We further explored the relative importance of the available features for building the random forest classifier.
dotPlot(varImp(RF), main = "Random forest classifier feature importance")
We noticed that the raw_timestamp_part1 feature appears to be the most important for the performance of the random forest classifier.
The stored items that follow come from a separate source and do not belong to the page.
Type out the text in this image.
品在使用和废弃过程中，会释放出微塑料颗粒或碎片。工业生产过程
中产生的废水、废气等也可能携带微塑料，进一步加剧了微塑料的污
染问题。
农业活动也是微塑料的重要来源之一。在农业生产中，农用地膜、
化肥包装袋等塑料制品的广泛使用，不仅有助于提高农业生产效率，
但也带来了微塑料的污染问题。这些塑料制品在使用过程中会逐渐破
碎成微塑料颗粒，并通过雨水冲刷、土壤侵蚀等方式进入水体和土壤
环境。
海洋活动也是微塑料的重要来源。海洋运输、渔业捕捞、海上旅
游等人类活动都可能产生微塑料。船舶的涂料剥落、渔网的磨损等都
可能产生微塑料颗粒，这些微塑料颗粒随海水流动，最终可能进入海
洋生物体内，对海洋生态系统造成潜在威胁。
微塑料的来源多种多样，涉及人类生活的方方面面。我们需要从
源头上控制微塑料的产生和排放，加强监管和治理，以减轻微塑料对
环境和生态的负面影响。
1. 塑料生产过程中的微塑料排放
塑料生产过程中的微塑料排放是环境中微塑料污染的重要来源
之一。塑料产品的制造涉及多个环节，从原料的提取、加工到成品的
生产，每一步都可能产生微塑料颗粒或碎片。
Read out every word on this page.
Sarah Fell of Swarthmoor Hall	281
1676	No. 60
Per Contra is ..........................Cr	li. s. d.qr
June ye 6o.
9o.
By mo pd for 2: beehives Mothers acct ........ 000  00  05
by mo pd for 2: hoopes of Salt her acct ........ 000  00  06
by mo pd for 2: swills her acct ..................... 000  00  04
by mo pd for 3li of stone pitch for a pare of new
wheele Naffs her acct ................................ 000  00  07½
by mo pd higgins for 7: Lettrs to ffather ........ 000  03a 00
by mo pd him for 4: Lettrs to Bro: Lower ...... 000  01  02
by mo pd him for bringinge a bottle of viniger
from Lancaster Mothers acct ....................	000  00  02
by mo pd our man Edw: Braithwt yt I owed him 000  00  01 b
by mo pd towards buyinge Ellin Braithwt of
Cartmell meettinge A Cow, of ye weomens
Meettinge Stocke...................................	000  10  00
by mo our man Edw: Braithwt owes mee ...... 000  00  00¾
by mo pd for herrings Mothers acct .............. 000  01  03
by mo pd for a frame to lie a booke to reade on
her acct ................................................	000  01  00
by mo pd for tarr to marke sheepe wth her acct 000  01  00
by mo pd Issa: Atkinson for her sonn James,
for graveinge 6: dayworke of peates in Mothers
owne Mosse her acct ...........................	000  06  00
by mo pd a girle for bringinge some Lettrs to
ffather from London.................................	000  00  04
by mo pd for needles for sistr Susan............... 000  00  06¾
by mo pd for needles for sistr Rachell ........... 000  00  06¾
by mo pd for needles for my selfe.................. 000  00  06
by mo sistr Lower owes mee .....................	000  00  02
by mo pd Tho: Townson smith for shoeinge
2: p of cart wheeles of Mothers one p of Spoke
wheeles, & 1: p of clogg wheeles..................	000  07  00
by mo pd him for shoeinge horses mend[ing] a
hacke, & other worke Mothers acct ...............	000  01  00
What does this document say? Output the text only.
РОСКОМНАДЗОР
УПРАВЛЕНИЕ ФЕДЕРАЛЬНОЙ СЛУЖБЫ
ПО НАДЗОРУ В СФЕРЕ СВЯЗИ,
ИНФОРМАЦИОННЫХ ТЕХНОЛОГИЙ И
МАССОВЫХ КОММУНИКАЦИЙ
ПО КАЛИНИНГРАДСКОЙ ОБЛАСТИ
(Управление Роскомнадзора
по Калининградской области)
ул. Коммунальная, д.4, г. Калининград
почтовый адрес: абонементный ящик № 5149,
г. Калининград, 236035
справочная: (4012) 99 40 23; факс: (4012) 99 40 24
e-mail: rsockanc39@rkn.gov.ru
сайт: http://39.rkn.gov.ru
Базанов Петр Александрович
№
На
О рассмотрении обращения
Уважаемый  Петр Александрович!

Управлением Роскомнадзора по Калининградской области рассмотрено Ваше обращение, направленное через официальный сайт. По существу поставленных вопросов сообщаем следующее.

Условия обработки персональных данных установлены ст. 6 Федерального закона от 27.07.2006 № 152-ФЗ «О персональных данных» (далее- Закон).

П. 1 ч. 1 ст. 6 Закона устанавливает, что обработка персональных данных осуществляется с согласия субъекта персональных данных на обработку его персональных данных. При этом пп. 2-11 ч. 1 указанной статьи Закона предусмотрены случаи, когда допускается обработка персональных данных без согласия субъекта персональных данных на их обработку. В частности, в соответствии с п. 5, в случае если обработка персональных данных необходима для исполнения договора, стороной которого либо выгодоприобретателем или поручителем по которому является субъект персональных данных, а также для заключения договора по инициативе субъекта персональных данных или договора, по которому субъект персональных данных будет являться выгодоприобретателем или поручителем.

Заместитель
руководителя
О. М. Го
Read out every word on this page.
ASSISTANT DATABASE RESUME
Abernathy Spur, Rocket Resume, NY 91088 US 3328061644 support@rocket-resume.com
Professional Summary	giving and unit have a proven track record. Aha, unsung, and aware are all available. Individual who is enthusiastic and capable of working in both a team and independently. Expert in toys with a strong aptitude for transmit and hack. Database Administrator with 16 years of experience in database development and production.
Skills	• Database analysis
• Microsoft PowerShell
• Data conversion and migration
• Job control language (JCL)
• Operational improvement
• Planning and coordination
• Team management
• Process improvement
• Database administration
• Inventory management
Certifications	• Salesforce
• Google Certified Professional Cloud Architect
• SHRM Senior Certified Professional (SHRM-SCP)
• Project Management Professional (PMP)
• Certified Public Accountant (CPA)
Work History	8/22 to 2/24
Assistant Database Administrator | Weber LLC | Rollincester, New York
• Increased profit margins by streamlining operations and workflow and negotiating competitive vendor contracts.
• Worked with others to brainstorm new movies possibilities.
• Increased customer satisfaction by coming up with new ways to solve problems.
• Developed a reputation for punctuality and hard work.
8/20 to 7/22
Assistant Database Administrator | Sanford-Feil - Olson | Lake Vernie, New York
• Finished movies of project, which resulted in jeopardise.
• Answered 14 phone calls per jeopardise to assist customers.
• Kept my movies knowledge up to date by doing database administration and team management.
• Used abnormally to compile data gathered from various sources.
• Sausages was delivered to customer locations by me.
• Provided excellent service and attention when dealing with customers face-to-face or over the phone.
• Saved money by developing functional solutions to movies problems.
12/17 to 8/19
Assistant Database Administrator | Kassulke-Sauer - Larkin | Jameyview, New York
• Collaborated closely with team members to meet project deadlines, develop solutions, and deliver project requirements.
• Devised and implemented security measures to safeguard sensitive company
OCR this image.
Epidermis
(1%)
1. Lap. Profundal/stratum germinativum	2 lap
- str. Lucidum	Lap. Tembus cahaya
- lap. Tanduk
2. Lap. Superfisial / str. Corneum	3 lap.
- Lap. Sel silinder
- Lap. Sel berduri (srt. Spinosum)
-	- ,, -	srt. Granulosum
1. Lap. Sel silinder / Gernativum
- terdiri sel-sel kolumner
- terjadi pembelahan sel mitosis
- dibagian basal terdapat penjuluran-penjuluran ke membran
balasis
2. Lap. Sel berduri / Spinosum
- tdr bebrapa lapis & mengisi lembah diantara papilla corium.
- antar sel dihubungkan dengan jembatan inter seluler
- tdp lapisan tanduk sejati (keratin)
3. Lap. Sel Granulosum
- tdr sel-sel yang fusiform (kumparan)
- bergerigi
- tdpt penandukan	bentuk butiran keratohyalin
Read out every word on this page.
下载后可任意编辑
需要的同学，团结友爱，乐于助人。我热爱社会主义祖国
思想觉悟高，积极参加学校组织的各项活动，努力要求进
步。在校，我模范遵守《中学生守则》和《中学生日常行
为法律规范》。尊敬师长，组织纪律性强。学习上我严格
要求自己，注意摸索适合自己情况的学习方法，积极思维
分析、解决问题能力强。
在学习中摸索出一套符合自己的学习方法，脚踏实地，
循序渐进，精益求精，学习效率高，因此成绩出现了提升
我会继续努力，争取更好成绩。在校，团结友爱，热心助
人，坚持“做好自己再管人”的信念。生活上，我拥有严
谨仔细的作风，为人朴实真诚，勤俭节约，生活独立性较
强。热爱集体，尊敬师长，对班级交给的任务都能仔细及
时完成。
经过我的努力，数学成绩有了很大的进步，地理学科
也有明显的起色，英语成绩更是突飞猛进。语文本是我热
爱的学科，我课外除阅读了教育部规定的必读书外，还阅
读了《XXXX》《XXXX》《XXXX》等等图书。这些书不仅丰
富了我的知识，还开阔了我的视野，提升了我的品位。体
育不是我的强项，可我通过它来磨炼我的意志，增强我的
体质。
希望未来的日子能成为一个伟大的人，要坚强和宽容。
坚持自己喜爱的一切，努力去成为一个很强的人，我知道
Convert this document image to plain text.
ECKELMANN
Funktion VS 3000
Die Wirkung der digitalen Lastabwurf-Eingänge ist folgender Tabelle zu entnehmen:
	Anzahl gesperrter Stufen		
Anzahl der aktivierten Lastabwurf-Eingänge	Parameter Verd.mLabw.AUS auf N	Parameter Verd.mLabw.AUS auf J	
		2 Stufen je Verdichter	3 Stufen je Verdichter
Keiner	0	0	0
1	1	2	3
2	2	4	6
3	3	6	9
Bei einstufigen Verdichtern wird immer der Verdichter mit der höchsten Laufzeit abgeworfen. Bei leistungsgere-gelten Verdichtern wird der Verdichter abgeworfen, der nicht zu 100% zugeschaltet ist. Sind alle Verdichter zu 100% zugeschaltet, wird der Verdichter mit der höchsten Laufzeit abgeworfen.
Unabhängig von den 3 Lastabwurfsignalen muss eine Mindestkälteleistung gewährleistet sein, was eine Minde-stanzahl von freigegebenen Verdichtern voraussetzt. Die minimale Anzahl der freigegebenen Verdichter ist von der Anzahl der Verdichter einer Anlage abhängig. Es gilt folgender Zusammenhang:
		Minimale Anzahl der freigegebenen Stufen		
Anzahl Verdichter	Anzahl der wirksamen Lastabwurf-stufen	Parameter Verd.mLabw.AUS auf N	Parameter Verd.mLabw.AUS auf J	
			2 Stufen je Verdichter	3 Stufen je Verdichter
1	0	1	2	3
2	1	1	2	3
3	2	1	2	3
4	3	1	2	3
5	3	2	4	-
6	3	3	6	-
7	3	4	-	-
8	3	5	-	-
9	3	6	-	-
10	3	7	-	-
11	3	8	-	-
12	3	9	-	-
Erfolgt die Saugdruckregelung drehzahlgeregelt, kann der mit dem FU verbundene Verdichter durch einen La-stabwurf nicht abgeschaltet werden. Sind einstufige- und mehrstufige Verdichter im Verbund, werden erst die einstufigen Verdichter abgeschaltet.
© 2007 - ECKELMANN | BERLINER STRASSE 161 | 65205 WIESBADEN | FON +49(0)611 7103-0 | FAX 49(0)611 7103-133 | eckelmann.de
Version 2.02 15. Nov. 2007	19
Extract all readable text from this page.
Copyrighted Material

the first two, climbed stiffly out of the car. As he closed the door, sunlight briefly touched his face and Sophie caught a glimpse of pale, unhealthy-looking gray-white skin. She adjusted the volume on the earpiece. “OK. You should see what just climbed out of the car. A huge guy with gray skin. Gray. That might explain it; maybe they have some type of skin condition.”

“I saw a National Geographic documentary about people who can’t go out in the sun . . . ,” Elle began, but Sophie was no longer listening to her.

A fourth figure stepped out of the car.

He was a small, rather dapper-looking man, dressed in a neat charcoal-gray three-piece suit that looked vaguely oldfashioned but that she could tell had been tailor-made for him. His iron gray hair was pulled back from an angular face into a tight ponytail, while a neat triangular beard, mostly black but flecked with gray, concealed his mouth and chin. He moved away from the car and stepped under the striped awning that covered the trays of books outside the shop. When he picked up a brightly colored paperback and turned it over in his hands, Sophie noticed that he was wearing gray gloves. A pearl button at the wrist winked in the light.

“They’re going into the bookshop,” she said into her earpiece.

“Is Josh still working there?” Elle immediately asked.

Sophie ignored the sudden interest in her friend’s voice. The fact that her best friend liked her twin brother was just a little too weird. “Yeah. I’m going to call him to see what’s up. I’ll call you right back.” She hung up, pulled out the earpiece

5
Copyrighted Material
Therefore, we concluded that the stand alone Random Forest classifier we build provides the best predictive performance. We will perform the predictions on the final_testing data set by using this classifier.
Finally, we tested the prediction accuracy of our best classifier by performing a one-time test using the final_testing set:
final.prediction.RF <- predict(RF,newdata = final_testing)
By comparing the 20 predicted classes to the actual class labels (data not shown), we found that the random forest classifier was able to correctly classify all 20 cases (100% accuracy). The code provided in this analysis report is sufficient to reproduce and confirm these findings.